Clyde & Co acted for the defendants in this case.

The insured sought an indemnity under its property policy following a fire at its premises in 2009. The insurers avoided the policy on the basis of material non-disclosure/misrepresentation and breach of warranty (the proposal form contained a basis of contract clause). Much of the case turns on its particular facts, but the judge usefully restated various principles relating to the duty of utmost good faith (the Insurance Act 2015 did not apply in this case). These included the following:

(1) The duty to disclose arises only before the contract of insurance is formed or varied. Each renewal is a new contract, so the duty to disclose arises again, but there is no duty to disclose facts which should have been disclosed at inception but which are no longer relevant. There is no duty to disclose a prior failure to disclose a fact once material to the expiring risk (but no longer material) unless the prior non-disclosure was dishonest (and so raised a real question of moral hazard).

On the facts of the case, the policy in force at the date of the fire was that embodied in a certificate issued with effect from 1 August 2008. Although 2 later certificates bore the words "cancel and replace" (and had different starting dates for the periods of insurance), it was held that they only represented amendments to the policy.

(2) Before the Insurance Act came into force, an insured did not have to undertake any special enquiry and was deemed to know only what he would be expected to know in the ordinary course of his business, making allowance for its imperfect organisation.

(3) The question of what is material is "not...something that is settled automatically by the current practice or opinion of insurers. Rather the decision rests on the judge's own appraisal of the relevance of the disputed fact to the subject-matter of the insurance".

(3) If a statement is one of "expectation or belief", it need only be made in good faith. However, if the statement is one of fact, the law imposes strict liability and it doesn't matter that the insured believed it to be true or had no reason to think it was untrue.

A statement that property is in a good state of repair is a representation of fact, not just a statement of opinion. Here, insurers had been told that refurbishment works were to be carried out, and so the confirmation that the property was in a good state of repair did not relate to the parts of the property which were to be refurbished. On the facts, the statement had been untrue.
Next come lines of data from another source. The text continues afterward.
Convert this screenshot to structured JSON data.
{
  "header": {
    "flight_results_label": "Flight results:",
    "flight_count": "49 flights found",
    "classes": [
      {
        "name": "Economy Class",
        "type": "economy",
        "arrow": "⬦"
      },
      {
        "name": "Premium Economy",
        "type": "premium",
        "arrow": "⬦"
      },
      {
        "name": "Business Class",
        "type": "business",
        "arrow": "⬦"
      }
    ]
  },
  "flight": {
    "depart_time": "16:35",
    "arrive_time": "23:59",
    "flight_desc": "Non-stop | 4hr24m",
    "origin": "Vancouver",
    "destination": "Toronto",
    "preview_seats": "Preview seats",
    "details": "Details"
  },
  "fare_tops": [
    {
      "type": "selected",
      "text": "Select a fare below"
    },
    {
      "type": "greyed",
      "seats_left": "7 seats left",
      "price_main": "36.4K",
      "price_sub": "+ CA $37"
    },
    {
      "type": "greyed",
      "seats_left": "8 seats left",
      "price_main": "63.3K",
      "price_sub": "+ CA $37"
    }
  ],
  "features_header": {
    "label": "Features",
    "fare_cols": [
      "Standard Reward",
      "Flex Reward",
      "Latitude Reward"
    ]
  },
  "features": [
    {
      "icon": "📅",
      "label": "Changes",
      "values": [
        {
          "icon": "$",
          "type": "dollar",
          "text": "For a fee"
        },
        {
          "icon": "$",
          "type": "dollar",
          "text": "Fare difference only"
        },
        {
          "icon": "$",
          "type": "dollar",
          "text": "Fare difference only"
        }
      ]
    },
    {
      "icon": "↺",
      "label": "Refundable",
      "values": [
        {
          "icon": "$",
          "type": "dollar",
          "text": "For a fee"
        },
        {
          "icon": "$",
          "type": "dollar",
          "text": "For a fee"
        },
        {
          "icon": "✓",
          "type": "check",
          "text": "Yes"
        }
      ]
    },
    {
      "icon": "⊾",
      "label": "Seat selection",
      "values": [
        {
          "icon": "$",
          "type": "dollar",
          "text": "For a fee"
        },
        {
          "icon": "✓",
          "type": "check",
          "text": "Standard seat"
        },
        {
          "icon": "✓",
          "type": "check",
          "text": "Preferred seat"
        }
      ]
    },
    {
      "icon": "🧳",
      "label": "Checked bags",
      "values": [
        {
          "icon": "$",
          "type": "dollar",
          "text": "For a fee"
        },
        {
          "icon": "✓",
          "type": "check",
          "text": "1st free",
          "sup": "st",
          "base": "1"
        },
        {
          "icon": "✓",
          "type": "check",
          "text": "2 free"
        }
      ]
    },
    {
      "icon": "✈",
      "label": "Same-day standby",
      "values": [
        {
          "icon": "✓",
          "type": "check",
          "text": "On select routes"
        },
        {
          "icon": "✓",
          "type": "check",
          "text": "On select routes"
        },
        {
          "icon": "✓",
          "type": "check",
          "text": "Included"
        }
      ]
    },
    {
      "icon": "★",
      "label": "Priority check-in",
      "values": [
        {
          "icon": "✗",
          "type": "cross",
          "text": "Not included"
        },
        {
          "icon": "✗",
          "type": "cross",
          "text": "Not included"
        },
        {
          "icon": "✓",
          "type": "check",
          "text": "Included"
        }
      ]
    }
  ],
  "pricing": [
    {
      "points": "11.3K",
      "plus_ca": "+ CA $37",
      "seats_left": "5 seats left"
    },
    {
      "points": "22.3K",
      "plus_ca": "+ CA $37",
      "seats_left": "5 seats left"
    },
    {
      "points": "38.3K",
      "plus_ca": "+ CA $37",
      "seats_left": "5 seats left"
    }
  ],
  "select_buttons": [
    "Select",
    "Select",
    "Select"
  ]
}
The insured had also incorrectly confirmed in the proposal form that there had been no "malicious acts or vandalism". Where intruders had ripped out tanks and piping in order to steal them, that amounted to both a malicious act and an act of vandalism.

(4) If, on the true construction of the policy, the risks covered by the insurance are clearly separable into distinct parts, the policy will be voidable in respect only of those risks which are affected by the misrepresentation or non-disclosure. There were no grounds for dividing the risk here. Although certain policy conditions broken by the insured related specifically to the commercial parts of the property, they were directed at risks (including fire) which jeopardise the entire property. There were therefore no grounds for confining the effect of the insured's breaches of warranty to the commercial parts only.

The judge concluded that insurers were not obliged to indemnify the insured and that the same result would have been reached had the Insurance Act 2015 been in force at the time the policy incepted.